A proposed pension reform initiative, the Public Employees Benefits Reform Act (PEBRA), should die an early death and never see the ballot box. PEBRA gives state workers pension guarantees superior to private sector workers. It does nothing to fix the current pension mess. PEBRA does little to reform the generous “3 at 50″ retirement benefit that is bankrupting the state. It leaves the door open for taxpayers to pay state worker health and pensions costs in full.

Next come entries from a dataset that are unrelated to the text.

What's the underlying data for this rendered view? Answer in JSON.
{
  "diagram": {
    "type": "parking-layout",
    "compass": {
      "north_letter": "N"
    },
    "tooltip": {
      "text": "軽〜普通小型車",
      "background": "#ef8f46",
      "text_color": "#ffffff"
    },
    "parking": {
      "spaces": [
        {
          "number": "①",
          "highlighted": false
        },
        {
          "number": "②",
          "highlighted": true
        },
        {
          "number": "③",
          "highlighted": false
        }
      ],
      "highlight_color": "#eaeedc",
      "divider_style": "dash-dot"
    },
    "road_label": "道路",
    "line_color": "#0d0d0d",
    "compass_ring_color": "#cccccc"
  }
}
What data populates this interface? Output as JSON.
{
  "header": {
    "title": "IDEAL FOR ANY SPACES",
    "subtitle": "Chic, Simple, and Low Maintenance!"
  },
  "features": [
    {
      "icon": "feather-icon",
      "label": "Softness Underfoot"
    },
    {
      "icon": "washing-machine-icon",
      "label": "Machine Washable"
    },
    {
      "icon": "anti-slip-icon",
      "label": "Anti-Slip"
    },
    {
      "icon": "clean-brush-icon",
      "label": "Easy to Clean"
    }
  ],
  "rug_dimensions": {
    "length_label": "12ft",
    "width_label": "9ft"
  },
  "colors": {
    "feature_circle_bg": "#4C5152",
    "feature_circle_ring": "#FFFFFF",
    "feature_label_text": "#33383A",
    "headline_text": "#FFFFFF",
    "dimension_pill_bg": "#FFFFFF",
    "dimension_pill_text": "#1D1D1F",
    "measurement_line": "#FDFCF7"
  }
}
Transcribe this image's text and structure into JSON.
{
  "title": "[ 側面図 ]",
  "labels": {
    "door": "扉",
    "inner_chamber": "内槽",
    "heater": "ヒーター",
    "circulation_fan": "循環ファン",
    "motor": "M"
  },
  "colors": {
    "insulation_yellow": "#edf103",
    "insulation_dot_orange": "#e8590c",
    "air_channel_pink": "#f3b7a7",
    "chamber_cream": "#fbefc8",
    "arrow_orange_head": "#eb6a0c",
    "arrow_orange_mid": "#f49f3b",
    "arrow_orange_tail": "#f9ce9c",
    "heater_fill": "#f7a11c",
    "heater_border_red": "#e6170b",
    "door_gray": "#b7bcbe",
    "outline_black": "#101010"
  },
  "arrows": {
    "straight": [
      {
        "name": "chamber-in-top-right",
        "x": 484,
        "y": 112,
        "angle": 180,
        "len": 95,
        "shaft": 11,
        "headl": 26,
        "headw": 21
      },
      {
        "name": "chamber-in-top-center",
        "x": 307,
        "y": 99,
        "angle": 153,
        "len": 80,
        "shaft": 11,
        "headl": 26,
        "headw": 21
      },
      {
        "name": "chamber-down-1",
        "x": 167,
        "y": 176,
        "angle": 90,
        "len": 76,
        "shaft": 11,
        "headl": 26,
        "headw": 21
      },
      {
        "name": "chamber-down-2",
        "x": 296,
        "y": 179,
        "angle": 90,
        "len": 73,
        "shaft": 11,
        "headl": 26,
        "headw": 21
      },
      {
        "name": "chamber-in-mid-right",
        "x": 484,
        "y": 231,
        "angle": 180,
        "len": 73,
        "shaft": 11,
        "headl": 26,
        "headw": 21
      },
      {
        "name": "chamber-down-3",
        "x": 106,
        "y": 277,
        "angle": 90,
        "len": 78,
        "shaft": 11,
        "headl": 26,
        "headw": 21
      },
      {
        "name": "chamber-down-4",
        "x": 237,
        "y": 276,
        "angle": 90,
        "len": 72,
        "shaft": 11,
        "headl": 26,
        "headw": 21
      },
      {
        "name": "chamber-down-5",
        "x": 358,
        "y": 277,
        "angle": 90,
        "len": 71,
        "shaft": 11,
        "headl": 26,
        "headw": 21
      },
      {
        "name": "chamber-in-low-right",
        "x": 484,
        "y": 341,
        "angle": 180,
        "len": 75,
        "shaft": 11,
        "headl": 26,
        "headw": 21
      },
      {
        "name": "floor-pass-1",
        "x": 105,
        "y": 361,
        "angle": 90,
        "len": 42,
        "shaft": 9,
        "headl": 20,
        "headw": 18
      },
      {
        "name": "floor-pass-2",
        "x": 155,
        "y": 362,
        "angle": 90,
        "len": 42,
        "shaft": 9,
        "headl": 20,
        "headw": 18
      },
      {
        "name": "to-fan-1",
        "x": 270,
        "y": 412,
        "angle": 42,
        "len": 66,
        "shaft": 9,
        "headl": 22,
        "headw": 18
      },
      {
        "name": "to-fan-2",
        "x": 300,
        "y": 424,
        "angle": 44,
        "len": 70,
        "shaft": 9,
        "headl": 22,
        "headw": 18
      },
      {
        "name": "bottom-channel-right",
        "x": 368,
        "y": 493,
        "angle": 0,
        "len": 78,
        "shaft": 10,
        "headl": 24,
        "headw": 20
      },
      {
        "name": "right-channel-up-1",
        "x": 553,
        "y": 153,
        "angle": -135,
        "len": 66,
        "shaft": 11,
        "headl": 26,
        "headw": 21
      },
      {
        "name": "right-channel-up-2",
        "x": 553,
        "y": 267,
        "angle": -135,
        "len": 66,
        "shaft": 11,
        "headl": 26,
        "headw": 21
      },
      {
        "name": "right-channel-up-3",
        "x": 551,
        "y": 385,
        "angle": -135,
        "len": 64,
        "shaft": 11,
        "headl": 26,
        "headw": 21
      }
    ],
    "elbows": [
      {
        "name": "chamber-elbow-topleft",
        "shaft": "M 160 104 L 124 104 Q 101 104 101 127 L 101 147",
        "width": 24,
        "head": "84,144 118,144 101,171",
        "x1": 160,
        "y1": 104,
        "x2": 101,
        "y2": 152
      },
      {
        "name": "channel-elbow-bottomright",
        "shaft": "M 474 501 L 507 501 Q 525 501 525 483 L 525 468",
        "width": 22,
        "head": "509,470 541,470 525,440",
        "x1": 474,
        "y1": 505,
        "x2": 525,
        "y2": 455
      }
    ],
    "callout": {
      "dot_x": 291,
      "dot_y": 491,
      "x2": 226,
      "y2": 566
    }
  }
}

PEBRA isn’t the reform California needs – eliminating pension guarantees completely. http://orangejuiceblog.com/2009/11/pension-reform-sham/

Stop demonizing public employees.

The average annual pension for CalPERS retirees is $25,212. Seventy-eight percent of PERS retirees receive $36,000 per year or less. (Source: Cal PERS website, "Facts at a Glance"). The vast majority of public employees receive very modest pensions, even after working 30 years or more. They do not deserve to be lumped with a tiny handful of top earners who make very large pensions. If Ms. Fritz and Mr. Richman were genuinely interested in balancing the budget in a fair way, they would be talking about an oil severance tax (a tax which even Texas, allegedly a right-wing heaven for business interests, has). And they would be talking about making the tax system more progressive. Currently, people making as little as $47,500 per year pay the same state income tax rate as people making up to $999,000. If you think it's fair making more than 20 times as much money to pay the same income tax rate, you must be a right-wing Republican. But instead of addressing those fundamental unfairnesses, Ms. Fritz and Mr. Richman spend their time demonizing public employees, the vast majority of whom do NOT receive the large pensions talked about by the right-wing noise machine. If you want to stop the handful of massive pensions, then stop them: you do not need to trash all public employees in the process.